There are approximately 62,000 malware-infested QNAP NAS (Network Attached Storage) devices located across the globe spilling all the secrets they contain to unknown cyber actors, the US CISA and the UK NCSC have warned.
Dubbed QSnatch, the sophisticated malware targets QTS, the Linux-based OS powering QNAP’s NAS devices, and is able to log passwords, scrape credentials, set up an SSH backdoor and a webshell, exfiltrate files and, most importantly, assure its persistence by preventing users from installing updates that may remove it and by preventing the QNAP Malware Remover app from running.
QSnatch and its reach
Various versions of the malware have been around for many years now. The two agencies have identified two campaigns aimed at spreading it, the last one dating back to late 2019.
Interestingly enough, they still don’t know how the malware is delivered, but it “appears to be injected into the device firmware during the infection stage, with the malicious code subsequently run within the device, compromising it.” It’s likely that the attackers were exploiting a remotely exploitable vulnerability in the firmware, which has since been patched.
“QSnatch collects confidential information from infected devices, such as login credentials and system configuration.
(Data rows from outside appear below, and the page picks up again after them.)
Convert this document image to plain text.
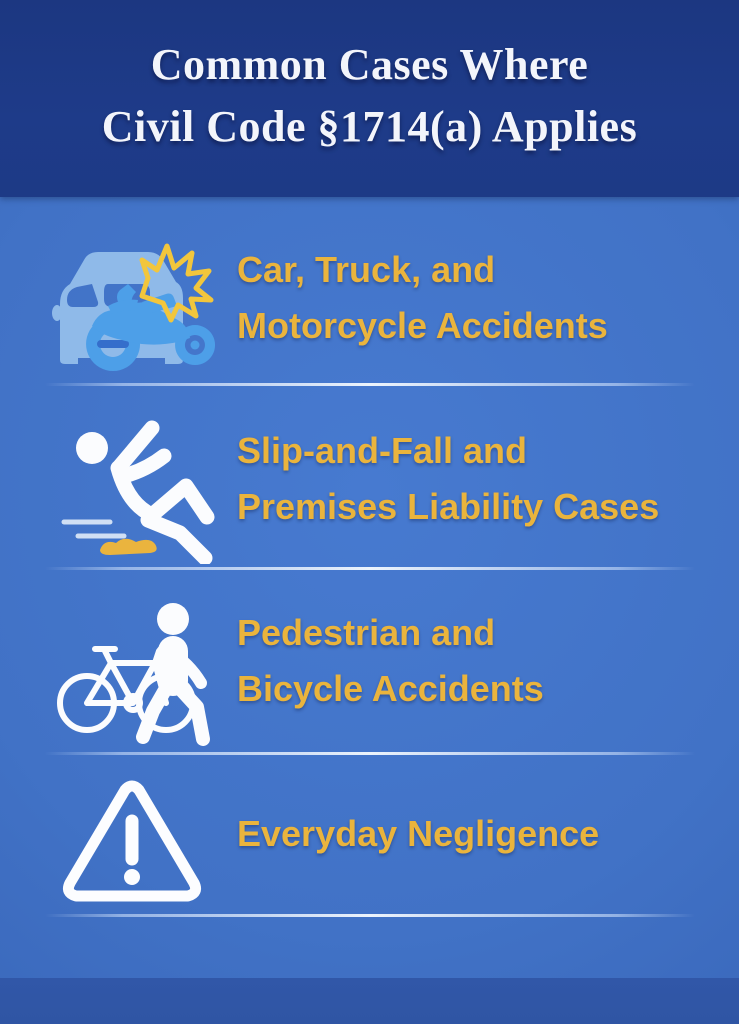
Common Cases Where
Civil Code §1714(a) Applies
Car, Truck, and
Motorcycle Accidents
Slip-and-Fall and
Premises Liability Cases
Pedestrian and
Bicycle Accidents
Everyday Negligence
Due to these data breach concerns, QNAP devices that had been infected may still be vulnerable to reinfection after removing the malware,” QNAP explained after delivering security updates in November 2019.
In mid-June, the number of infected devices worldwide was 62,000, with approximately 7,600 in the US and 3,900 in the UK.
What to do if your QNAP NAS has been infected?
The agencies say that the infrastructure used by the malicious cyber actors in both campaigns is not currently active, but unpatched devices are likely to be compromised.
“The malware appears to gain persistence by preventing updates from installing on the infected QNAP device. The attacker modifies the system host’s file, redirecting core domain names used by the NAS to local out-of-date versions so updates can never be installed,” they noted.
Since it hasn’t been confirmed that a successful update removes the malware, the general advice is to run a full factory reset on the device before completing the firmware upgrade, then check whether the updates have been applied. This will “destroy” the malware, but also all the data stored on the device.
QNAP has provided additional security recommandations and detailed instructions for preventing QSnatch infections.
The agencies additionally advise organizations to block external connections when the device is intended to be used strictly for internal storage.